И все же тот человек, которого я с полной уверенностью мог бы назвать собой, сложился позже и постепенно. Первым проблеском своей настоящей личности я считаю ту секунду, когда я понял, что кроме тонкой голубой пленки неба можно стремиться еще и в бездонную черноту космоса. Это произошло в ту же зиму, вечером, когда я гулял по ВДНХ. Я шел по пустой и темной заснеженной аллее; вдруг слева донеслось жужжание, похожее на звонок огромного телефона. Я повернулся и увидел его.
Откинувшись назад и сидя в пустоте, как в кресле, он медленно плыл вперед, и за ним так же медленно распрямлялись в пространстве шланги. Стекло его шлема было черным, и только треугольный блик горел на нем, но я знал, что он видит меня. Возможно, уже несколько веков он был мертв. Его руки были уверенно протянуты к звездам, а ноги до такой степени не нуждались ни в какой опоре, что я понял раз и на всю жизнь, что подлинную свободу человеку может дать только невесомость – поэтому, кстати, такую скуку вызывали у меня всю жизнь западные радиоголоса и сочинения разных солженицыных; в душе я, конечно, испытывал омерзение к государству, невнятные, но грозные требования которого заставляли любую, даже на несколько секунд возникающую группу людей старательно подражать самому похабному из ее членов, – но, поняв, что мира и свободы на земле не достичь, духом я устремился ввысь, и все, чего потребовал выбранный мною путь, уже не вступало ни в какие противоречия с моей совестью, потому что совесть звала меня в космос и мало интересовалась происходящим на Земле.

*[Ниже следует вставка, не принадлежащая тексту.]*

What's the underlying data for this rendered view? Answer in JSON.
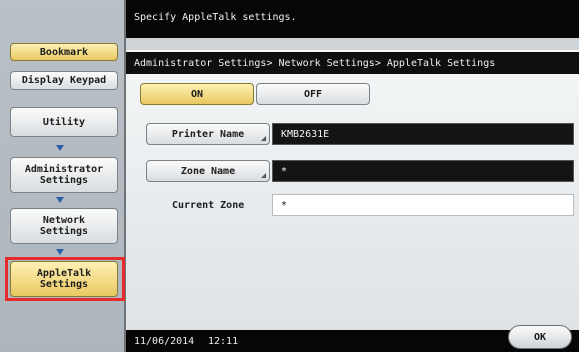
{
  "header": {
    "message": "Specify AppleTalk settings."
  },
  "sidebar": {
    "bookmark_label": "Bookmark",
    "display_keypad_label": "Display Keypad",
    "nav": [
      {
        "label": "Utility"
      },
      {
        "label": "Administrator\nSettings"
      },
      {
        "label": "Network\nSettings"
      },
      {
        "label": "AppleTalk\nSettings"
      }
    ]
  },
  "breadcrumb": "Administrator Settings> Network Settings> AppleTalk Settings",
  "toggle": {
    "on_label": "ON",
    "off_label": "OFF",
    "selected": "ON"
  },
  "fields": {
    "printer_name": {
      "label": "Printer Name",
      "value": "KMB2631E"
    },
    "zone_name": {
      "label": "Zone Name",
      "value": "*"
    },
    "current_zone": {
      "label": "Current Zone",
      "value": "*"
    }
  },
  "footer": {
    "date": "11/06/2014",
    "time": "12:11",
    "ok_label": "OK"
  },
  "colors": {
    "selected": "#e8c860",
    "highlight": "#e52b2b"
  }
}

Передо мной была просто освещенная прожектором мозаика на стене павильона, изображавшая космонавта в открытом космосе, но она за один миг сказала мне больше, чем десятки книг, которые я прочел к этому дню. Я смотрел на нее долго-долго, а потом вдруг почувствовал, что кто-то смотрит на меня.
Я оглянулся и увидел у себя за спиной мальчика моего возраста, который выглядел довольно необычно – на нем был кожаный шлем с блестящими эбонитовыми наушниками, а на шее у него болтались пластмассовые плавательные очки. Он был выше меня на полголовы и, вероятно, чуть постарше; войдя в освещенную прожектором зону, он поднял ладонь в черной перчатке, растянул губы в холодной улыбке, и перед моими глазами на секунду мелькнул летчик в кабине истребителя с пиковым тузом.
Его звали Митёк. Оказалось, что мы живем совсем рядом, хоть и ходим в разные школы. Митёк сомневался во многих вещах, но одно знал твердо. Он знал, что сначала станет летчиком, а потом полетит на Луну.